Companies are generally investing in similar technologies. (See Exhibit 4.) 3D printing for prototyping, simulation-based design, predictive analytics, and real-time monitoring are the most commonly implemented technologies, which suggests that these capabilities may soon be table stakes for competing in A&D. But frontrunners apply these technologies more broadly across their functions. They implement a digital technology in an average of 13 functions, compared with only 9 functions for followers.
The formal enablers of a digital organization—including structures, leadership positions, talent strategies, digital roles, and capabilities for agile development—are far more prevalent in the organizations of frontrunners. For example, frontrunners are more likely to have established formal structures, such as a digital organization at the corporate center or in business units or shared services. The biggest differentiator between frontrunners and followers is having a chief digital officer (CDO), although few companies have created this leadership position. Frontrunners are also more likely to have established digital roles, especially for data scientists and leaders responsible for the user interface and user experience.

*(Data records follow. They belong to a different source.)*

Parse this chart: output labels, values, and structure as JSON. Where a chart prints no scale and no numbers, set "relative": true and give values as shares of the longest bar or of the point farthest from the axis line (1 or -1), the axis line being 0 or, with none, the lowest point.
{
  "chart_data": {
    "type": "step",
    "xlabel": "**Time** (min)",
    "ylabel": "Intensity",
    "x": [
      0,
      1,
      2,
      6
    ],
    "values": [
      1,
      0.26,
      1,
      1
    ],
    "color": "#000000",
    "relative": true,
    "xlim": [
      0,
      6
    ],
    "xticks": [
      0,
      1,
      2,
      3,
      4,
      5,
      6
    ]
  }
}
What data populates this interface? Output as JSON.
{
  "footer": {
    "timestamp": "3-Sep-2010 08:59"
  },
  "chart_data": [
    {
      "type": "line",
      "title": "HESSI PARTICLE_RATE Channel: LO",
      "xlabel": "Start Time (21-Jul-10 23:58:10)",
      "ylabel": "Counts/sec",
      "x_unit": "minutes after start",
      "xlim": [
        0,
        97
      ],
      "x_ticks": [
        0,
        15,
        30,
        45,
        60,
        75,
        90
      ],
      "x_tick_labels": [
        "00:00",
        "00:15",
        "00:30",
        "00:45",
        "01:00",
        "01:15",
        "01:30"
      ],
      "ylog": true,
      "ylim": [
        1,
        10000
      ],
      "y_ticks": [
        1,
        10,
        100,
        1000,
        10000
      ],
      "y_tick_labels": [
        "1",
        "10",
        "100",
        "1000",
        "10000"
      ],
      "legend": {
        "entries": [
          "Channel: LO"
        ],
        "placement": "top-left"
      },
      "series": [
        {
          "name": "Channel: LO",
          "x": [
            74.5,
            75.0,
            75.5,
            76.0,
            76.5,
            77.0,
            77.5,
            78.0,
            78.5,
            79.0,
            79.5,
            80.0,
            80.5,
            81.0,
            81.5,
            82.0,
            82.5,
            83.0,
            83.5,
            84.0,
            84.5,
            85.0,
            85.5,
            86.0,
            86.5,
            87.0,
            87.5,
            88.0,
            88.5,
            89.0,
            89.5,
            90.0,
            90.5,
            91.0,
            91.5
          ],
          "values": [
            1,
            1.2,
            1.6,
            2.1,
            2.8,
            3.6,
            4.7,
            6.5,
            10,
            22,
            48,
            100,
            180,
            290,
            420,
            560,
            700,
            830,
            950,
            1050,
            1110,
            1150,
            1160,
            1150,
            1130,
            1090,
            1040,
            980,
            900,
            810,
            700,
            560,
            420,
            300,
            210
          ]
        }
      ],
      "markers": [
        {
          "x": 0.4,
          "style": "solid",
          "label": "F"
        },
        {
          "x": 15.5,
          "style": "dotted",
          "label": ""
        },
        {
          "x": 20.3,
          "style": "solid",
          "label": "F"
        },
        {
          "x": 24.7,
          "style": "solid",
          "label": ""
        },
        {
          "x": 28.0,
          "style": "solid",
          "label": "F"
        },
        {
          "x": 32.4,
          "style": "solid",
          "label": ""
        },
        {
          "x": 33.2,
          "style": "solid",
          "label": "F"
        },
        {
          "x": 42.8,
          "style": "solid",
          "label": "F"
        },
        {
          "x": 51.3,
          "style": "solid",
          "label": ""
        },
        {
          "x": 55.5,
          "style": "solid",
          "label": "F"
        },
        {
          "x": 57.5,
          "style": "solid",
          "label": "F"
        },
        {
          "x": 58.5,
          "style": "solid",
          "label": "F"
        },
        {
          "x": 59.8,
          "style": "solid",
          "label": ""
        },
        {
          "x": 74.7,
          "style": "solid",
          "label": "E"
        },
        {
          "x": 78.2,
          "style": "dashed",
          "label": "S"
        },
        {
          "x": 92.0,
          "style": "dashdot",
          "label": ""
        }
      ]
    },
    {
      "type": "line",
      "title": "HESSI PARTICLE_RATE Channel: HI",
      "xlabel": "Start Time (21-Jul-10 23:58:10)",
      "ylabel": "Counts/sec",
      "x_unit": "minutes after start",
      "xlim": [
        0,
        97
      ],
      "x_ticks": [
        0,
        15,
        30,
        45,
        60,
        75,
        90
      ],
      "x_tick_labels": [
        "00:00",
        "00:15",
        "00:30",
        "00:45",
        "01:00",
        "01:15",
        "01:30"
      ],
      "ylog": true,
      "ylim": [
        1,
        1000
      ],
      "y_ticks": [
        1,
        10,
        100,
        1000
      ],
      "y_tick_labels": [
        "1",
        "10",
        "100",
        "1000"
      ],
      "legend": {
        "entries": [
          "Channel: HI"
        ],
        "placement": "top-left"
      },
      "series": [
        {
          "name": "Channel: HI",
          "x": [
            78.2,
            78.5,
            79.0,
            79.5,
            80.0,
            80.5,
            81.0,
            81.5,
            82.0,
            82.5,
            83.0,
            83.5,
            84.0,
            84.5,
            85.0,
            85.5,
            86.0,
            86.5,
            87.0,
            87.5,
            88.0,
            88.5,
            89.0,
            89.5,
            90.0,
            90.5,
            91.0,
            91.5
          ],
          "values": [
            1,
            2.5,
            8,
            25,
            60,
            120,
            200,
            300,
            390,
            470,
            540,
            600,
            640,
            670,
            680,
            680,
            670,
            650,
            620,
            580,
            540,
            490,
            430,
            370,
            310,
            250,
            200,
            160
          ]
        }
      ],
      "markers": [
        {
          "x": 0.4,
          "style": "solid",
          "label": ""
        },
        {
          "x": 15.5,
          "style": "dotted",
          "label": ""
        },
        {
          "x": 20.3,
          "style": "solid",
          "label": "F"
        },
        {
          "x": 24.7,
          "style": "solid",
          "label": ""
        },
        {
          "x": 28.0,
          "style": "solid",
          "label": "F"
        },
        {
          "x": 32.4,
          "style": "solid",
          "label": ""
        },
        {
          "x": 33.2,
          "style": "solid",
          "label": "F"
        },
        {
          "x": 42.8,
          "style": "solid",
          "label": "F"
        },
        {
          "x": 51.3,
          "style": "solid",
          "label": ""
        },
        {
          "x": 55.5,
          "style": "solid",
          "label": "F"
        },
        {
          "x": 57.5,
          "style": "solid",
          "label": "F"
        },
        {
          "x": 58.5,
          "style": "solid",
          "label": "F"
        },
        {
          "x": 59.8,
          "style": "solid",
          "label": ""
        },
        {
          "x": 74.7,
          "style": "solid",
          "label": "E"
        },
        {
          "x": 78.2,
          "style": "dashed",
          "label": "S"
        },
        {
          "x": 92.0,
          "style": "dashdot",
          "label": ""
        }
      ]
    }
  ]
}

Roles must change as A&D companies adopt digital technologies, but finding the right people will be a challenge. Today, frontrunners are somewhat more likely than followers to look outside their organization, sourcing talent from other A&D companies and universities, rather than retraining current employees.
Frontrunners and followers cited similar challenges in adopting digital, with both ranking culture as the top challenge. For frontrunners, the next most frequently cited challenges were finding the right digital solution, demonstrating the benefits of digital, and identifying the right technology provider or partner. For followers, demonstrating the benefits of digital stood out as the second most important challenge.
Before launching a new digital strategy, A&D companies should assess their current level of adoption in order to uncover key gaps in capabilities and the most important challenges. BCG has developed a comprehensive digital health check, the Digital Acceleration Index, that draws upon our experiences with many companies and industries. The index provides insight into the maturity of processes and capabilities across 27 topics relative to best-in-class levels and helps identify specific interventions. In addition, we have developed targeted health checks that assess the maturity of digital service offerings, digital sales and marketing, Industry 4.0 adoption, and enablers.
Once a company has determined its starting point, it can design a program to augment its strengths and address its weaknesses. Whether an A&D company is a frontrunner trying to extend its lead or a follower seeking to catch up, a program for digital adoption should be guided by the following set of imperatives:
The fact that a company’s level of investment in digital technology does not correlate with success is both a warning sign and a beacon of hope. The winners in the race to extract value from digital will be those companies that define a vision to guide their investment decisions and establish the right supporting structures, roles, and culture. However, because the digital race has no finish line, even today’s frontrunners may be tomorrow’s followers. As more companies adopt similar approaches and digital tools become cheaper, the first-mover advantage erodes. To stay ahead as competitors catch up, companies must ensure that their digital strategies continuously evolve.